L’après-midi, je travaille avec Requis : les stimulations oro-faciales ont été laborieuses, il tournait sans cesse la tête et lorsque je lui demandais de tirer la langue, il me souriait (comme il le fait souvent). Même avec le miel, je n’ai réussi qu’une seule fois à lui faire sortir la langue. J’ai essayé de lui fermer la bouche en stimulant les lèvres, puis en les accolant : au début, il intercale ses dents, puis je réussi à les accoler mais peu de temps, puis après plusieurs essais je garde ses lèvres accolées pendant 5 à 8 secondes. Il produit [aja], que je réussis à lui faire répéter plusieurs fois. Mais aucune production avec d’autres phonèmes. Il est réceptif aux chansons, notamment « meunier tu dors » dans laquelle il rigole quand j’accélère le moulin fait avec mes mains (donc exploiter la gestuelle).

  

Carole : J’effectue tout d’abord le bilan d’Edith, jeune trisomique d’une vingtaine d’années. Malheureusement, elle parle fon essentiellement, sa compréhension et désignation sont bonnes dans cette langue. Disposant d’une bonne préhension fine, elle a aussi une bonne reconnaissance des formes et de bonnes stratégies d’essai-erreur pour l’encastrement. Ses facultés praxiques sont bonnes, se corrélant à une bonne répétition des syllabes (phonème cible en position final difficilement repris cependant), et des mots jusqu’à 3 syllabes.
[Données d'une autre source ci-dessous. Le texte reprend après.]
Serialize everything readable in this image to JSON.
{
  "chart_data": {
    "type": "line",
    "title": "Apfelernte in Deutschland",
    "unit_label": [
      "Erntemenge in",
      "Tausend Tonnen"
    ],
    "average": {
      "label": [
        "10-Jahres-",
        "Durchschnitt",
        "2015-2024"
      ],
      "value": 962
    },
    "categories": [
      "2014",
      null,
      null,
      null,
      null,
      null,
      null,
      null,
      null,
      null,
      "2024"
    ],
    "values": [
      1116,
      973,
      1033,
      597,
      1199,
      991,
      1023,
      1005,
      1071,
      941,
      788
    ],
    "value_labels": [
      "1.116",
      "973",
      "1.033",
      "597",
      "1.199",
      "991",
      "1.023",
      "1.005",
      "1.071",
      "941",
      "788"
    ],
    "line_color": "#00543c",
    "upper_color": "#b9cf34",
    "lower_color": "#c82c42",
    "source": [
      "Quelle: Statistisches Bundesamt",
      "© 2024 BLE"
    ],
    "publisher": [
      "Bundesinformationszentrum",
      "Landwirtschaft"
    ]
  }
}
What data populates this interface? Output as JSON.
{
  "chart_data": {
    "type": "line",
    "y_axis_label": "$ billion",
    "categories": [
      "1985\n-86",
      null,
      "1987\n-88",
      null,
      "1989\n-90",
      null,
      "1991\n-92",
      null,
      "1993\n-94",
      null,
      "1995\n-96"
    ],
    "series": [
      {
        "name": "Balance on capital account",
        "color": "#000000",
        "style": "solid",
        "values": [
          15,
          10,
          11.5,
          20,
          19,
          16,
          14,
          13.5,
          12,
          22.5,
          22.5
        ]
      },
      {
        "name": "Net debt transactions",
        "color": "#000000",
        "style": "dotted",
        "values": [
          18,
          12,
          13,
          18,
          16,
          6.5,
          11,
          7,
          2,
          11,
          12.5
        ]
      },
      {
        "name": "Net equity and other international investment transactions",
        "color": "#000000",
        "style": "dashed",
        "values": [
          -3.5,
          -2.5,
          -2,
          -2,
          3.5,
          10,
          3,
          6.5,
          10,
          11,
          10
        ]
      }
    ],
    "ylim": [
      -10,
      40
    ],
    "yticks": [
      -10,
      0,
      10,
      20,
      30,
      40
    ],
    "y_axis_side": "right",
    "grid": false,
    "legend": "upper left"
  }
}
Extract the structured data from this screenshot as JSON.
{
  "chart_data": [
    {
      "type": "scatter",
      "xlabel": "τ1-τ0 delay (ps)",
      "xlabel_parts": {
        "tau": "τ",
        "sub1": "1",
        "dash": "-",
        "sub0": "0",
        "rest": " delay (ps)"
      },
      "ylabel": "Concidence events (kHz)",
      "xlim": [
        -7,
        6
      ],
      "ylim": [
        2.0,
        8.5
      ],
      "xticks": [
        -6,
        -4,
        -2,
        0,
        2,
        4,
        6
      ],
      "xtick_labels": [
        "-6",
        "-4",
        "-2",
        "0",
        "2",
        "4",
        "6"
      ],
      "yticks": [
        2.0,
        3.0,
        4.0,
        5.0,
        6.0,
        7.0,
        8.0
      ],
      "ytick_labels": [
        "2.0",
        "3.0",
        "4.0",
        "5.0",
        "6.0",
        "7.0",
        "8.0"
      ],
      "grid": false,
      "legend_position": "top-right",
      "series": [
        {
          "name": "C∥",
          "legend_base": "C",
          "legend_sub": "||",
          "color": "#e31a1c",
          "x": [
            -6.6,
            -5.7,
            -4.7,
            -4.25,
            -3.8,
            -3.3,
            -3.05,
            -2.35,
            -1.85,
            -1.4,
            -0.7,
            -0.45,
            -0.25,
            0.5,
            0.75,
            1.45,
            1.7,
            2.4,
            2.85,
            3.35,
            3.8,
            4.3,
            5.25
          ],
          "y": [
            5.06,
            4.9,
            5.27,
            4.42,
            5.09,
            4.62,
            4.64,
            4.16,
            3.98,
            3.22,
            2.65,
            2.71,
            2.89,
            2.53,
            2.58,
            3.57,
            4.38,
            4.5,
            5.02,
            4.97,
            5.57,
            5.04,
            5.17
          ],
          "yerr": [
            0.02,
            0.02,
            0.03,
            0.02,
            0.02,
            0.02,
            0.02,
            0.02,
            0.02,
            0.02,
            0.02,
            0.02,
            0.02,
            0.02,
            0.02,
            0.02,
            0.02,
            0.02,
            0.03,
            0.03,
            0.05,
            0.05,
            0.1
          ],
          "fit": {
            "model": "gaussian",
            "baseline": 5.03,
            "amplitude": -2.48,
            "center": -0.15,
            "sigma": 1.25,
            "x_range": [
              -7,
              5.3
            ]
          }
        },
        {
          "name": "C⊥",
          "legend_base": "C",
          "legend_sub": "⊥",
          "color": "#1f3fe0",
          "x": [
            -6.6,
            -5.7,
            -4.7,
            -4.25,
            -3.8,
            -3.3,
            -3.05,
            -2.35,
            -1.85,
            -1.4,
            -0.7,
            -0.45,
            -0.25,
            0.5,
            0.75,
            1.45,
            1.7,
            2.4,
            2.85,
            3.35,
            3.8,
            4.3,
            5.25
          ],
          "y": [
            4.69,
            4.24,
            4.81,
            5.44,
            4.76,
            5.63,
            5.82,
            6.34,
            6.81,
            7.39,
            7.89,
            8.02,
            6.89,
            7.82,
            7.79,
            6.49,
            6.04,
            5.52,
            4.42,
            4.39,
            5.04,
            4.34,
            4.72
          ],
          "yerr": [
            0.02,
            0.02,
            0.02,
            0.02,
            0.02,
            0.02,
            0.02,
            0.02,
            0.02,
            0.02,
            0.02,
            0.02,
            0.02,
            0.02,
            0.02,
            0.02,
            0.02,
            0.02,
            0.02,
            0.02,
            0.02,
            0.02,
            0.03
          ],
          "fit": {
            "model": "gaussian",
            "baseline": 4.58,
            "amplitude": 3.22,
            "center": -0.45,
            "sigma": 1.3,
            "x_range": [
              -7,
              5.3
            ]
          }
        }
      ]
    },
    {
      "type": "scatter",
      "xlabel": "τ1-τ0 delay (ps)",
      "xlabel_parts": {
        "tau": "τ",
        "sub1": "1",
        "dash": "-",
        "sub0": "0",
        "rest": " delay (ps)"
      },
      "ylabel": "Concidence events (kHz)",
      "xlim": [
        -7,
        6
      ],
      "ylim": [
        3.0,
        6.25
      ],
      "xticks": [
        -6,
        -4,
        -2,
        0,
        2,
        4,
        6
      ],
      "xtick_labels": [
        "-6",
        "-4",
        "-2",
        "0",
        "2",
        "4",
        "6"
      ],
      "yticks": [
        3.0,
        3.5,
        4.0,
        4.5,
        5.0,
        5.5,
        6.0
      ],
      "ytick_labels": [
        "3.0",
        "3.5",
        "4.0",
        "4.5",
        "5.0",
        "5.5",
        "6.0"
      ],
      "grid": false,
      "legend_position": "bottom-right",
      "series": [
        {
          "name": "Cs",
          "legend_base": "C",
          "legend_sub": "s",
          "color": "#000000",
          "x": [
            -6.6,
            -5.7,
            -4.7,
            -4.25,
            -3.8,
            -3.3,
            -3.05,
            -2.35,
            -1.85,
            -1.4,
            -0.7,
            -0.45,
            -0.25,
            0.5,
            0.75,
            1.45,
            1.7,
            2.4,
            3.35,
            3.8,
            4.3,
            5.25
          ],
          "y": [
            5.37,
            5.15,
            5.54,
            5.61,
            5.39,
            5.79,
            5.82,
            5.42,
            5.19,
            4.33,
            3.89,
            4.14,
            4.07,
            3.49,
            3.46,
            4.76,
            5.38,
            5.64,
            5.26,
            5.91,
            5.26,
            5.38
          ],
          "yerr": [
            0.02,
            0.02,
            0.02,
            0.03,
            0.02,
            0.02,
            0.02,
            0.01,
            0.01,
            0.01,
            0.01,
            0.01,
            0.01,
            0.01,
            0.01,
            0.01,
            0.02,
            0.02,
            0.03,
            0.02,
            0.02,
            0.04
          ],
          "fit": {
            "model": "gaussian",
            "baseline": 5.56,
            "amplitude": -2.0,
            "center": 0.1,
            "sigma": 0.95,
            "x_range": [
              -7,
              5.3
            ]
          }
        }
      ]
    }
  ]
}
Puis, je bilante Auguste, déficient intellectuel avec peu de langage en fon, que ce soit en production ou en compréhension. Néanmoins, il dispose d’une bonne reconnaissance de la fonction des objets (images) lui étant présentés. Ses capacités de copies de symboles graphiques sont réelles, que ce soit pour les figures géométriques ou l’écriture. Il connaît la comptine numérique, mais n’associe pas en correspondance terme à terme. Au vu de l’absence de langage français d’Edith et Auguste, je ne travaillerai pas sur ce versant.

 Enfin, j’ai pris en charge Olivia, déjà bilantée l’année passée. Jeanne m’a informé des progrès qu’elle a fait en matière d’entrée en communication, mais elle s’est montrée très timide avec moi. Très intéressée par les livres et les images de dénomination, elle n’a cependant pas desserré les dents. Réceptive aux comptines du schéma corporel, elle a aussi volontiers repris, et initié, des rythmes frappés alternativement sur la table et dans les mains. Nous avons également instauré un tour de rôle par le biais d’un jeu de mémory (reconnaissance et mémorisation spatiale). En ce qui concerne le graphisme, nous avons dessiné une tête de bonhomme, et elle a pu agrandir celle-ci quand je lui ai montré comment faire plus grand. La prochaine fois, nous travaillerons en collaboration avec Jeanne.

 L’après-midi se passe au cabinet d’Edith. Je prends en charge Kamal : désignation, dénomination pure et en situation PACE, échec de la reconnaissance de rimes orales, échec de la syllabation, description d’images (séquentielles) en une phrase simple (répétition) à partir du mot énoncé par Kamal.